Movie Review

Perfect Understanding

Perfect Understanding Movie Poster

US Release Date: 02-24-1933

Directed by: Cyril Gardner

Starring

  • Gloria Swanson
  • Judy Rogers
  • Laurence Olivier
  • Nicholas Randall
  • John Halliday
  • Ivan Ronnson
  • Nigel Playfair
  • Lord Portleigh
  • Michael Farmer
  • George Drayton
  • Genevieve Tobin
  • Kitty Drayton
  • Charles Cullum
  • Sir John Fitzmaurice
  • Nora Swinburne
  • Lady Stephanie Fitzmaurice
  • O. B. Clarence
  • Dr. Graham
  • Mary Jerrold
  • Mrs. Graham
  • Peter Gawthorne
  • Butler
  • Rosalinde Fuller
  • Cook
Reviewed on: April 26th, 2013
Gloria Swanson and Laurence Olivier have a Perfect Understanding.

Gloria Swanson and Laurence Olivier have a Perfect Understanding.

Perfect Understanding is a romantic comedy of manners starring Gloria Swanson and Laurence Olivier.
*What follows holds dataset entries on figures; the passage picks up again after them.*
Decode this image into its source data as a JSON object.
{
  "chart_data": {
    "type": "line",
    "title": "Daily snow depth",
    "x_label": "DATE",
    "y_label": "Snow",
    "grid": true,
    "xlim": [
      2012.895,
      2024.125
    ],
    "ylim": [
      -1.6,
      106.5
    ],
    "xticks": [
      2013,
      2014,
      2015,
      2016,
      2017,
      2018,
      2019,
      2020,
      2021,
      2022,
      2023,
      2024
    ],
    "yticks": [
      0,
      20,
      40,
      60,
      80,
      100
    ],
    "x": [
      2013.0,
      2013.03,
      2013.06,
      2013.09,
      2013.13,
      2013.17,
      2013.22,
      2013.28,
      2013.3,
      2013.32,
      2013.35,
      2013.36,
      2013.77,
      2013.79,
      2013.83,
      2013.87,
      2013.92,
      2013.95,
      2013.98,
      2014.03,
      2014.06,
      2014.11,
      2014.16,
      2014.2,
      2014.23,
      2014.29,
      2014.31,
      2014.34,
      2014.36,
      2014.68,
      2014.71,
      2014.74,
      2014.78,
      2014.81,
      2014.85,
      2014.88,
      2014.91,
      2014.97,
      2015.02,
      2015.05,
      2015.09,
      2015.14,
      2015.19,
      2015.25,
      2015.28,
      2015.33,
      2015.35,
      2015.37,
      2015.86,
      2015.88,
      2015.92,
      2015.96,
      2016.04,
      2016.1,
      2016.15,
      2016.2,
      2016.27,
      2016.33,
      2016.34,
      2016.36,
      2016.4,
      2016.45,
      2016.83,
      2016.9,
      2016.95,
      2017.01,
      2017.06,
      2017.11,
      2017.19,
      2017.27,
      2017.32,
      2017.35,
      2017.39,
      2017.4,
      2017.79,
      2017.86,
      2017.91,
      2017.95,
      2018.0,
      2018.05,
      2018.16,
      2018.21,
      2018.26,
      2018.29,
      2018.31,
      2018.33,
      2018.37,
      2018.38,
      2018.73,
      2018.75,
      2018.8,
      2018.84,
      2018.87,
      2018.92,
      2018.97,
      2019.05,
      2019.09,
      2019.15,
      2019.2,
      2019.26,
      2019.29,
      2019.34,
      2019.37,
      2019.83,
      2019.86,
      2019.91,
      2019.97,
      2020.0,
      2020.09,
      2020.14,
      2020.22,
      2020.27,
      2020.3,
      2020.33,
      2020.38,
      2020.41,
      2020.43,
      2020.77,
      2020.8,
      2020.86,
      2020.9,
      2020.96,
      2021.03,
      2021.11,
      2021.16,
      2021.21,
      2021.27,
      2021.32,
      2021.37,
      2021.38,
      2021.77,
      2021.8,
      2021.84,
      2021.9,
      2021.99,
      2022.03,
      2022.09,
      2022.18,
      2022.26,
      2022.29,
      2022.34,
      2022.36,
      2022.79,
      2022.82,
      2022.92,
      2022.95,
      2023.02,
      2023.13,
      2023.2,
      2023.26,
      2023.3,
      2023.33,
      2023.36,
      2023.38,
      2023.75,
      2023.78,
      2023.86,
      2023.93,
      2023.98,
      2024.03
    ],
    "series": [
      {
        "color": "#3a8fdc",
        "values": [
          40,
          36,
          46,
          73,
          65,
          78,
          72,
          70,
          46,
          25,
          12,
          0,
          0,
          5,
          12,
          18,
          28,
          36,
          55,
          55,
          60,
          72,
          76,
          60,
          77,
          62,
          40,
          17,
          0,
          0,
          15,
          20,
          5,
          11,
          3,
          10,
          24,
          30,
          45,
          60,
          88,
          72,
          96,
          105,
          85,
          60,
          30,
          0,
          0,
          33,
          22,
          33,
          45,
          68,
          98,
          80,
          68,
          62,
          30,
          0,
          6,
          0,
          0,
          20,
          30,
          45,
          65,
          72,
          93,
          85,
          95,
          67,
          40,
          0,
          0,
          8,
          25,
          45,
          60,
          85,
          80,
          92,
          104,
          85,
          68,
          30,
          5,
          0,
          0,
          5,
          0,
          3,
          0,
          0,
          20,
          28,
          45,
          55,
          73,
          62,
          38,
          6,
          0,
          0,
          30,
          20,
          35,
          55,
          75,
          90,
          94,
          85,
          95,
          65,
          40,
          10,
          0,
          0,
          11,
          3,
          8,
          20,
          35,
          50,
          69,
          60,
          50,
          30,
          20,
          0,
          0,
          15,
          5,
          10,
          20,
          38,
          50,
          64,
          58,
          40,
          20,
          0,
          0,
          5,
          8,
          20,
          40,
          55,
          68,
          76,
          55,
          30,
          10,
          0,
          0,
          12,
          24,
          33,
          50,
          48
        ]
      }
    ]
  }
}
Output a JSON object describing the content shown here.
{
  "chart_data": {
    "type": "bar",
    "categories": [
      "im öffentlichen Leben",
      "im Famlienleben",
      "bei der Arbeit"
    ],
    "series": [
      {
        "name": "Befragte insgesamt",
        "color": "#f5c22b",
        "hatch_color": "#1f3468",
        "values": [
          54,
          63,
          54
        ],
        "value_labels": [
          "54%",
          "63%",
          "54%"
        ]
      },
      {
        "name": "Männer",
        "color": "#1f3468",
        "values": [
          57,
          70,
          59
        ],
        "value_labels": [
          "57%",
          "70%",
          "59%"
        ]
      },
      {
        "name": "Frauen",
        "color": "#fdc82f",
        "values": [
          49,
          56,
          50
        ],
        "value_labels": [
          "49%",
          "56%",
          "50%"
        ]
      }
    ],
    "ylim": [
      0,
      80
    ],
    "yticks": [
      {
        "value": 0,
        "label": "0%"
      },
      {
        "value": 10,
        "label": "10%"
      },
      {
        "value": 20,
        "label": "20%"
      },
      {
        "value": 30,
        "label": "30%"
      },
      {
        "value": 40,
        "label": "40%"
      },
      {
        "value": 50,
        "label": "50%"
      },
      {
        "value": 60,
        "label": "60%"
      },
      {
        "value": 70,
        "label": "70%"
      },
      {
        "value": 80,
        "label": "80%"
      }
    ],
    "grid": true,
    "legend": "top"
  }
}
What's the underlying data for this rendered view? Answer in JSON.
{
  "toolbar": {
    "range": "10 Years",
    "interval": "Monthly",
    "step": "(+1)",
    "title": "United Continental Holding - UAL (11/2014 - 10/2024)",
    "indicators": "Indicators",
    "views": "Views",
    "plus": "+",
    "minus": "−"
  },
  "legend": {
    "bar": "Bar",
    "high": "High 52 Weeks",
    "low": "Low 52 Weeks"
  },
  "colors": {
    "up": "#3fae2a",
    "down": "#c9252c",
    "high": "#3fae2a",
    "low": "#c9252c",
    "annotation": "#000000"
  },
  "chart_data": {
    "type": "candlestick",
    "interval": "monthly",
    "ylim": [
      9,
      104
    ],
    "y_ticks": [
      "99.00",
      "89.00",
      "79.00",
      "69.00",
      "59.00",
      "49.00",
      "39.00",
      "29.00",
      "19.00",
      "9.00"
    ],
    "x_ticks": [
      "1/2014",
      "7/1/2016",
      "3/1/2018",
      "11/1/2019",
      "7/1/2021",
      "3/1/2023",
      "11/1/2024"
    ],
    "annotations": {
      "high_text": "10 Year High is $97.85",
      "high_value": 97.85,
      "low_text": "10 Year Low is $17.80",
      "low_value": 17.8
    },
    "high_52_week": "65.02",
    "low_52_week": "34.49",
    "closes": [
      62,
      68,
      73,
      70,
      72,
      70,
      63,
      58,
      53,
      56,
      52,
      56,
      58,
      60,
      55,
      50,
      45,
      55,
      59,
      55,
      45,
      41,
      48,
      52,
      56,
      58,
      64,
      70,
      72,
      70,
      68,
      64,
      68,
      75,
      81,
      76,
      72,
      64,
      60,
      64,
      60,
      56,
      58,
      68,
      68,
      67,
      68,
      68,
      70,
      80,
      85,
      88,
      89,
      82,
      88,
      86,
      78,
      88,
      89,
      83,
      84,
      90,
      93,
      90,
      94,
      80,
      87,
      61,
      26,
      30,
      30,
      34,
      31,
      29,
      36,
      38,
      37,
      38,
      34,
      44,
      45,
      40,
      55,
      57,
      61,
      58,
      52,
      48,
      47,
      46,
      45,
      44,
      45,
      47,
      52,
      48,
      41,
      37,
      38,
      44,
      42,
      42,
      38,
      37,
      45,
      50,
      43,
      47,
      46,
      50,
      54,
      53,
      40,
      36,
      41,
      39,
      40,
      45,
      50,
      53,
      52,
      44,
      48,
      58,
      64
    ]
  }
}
They play a young couple in London (She's an American of course) who -after witnessing marital discord in their friends and servants- decide to marry but with the promise, "never to be husband and wife but lover and mistress". They begin an extended honeymoon across Europe but when Judy decides to return to London to set up their flat, Nick accepts an invitation from friends and proceeds on to Cannes without her. He has a fling with an old lover which threatens his marriage. As so often happened in these movies the climax takes place in a courtroom.

Gloria Swanson was 34 years old in the summer of 1932 when she made this movie and had been in the motion picture business since 1915.  Although she had made a somewhat successful transition to sound (even garnering an Oscar nomination for The Trespasser in 1930) her career was far from the giddy heights of the mid-1920s when she was the highest paid actress in Hollywood. Laurence Olivier was at the beginning of his long and distinguished career. He was just 25 and had been acting in films for only a few years. Perfect Understanding was his seventh movie appearance. Although he looks a bit young for his leading lady they do create decent chemistry together. Gloria Swanson was the only woman to star opposite both Rudolph Valentino and Laurence Olivier.

Gloria produced the movie herself and shot it in England at Ealing Studios. This production was fraught with problems, which Swanson described in her autobiography. Laurence Olivier was in an auto accident, and although uninjured, had to spend days in court. A bad case of the flu made half the cast sick and the lab where the film was being processed caught fire forcing them to ship the film to America at a much higher cost. Swanson ended up selling her United Artists stock to raise the cash needed to finish the picture.

It opened early in 1933 and failed to garner much attention from either critics or audiences. This was during the depths of the Great Depression and the newly inaugurated FDR had just ordered the closing of the national banks. As Swanson wrote in her book, “Americans were consequently in no mood to see a bunch of high-born Britishers engage in well-spoken domestic squabbles in the courts and on the French Riviera.”

Perfect Understanding isn't a great movie by any means. But it isn't terrible either. Swanson sings one song but it is in her non-talking moments where her star power really shines through. Her two greatest assets as a star were her ability to wear clothes and her unmistakably dramatic face.

Nobody wore clothes like Gloria Swanson. She knew just how to stand, walk and move about in fancy gowns. In one memorable scene she dons an Elizabethan era dress she finds in an old chest at her husband's estate. In the scene where Nick confesses his infidelity to her, Swanson demonstrates exactly what Norma Desmond meant by, “We had faces then!” She gives one of the most intense close-ups I've ever seen, with her large expressive eyes and striking profile in full effect.

The script (co-written by Michael Powell) is pretty predictable even though the cast is solid. The charmingly urbane John Halliday is particularly good as Olivier's rival for Swanson's affections. The only miscast role belongs to Michael Farmer. He was married to Swanson at the time (her fourth of six husbands). Here's what she wrote in Swanson On Swanson, “I knew that Michael would probably be stiff and amateurish in the small role he had to play, but I was prepared to work with him and I counted on the fact that fans would be curious to see my husband in a film with me.” (That could be Norma Desmond talking).  At any rate this was Farmer's one and only feature film.

As a comedy Perfect Understanding falls flat and there are too many montage scenes of Europe that look like a tourist advertisement. Still this picture is worth seeing for the one and only screen collaboration of Gloria Swanson and Laurence Olivier.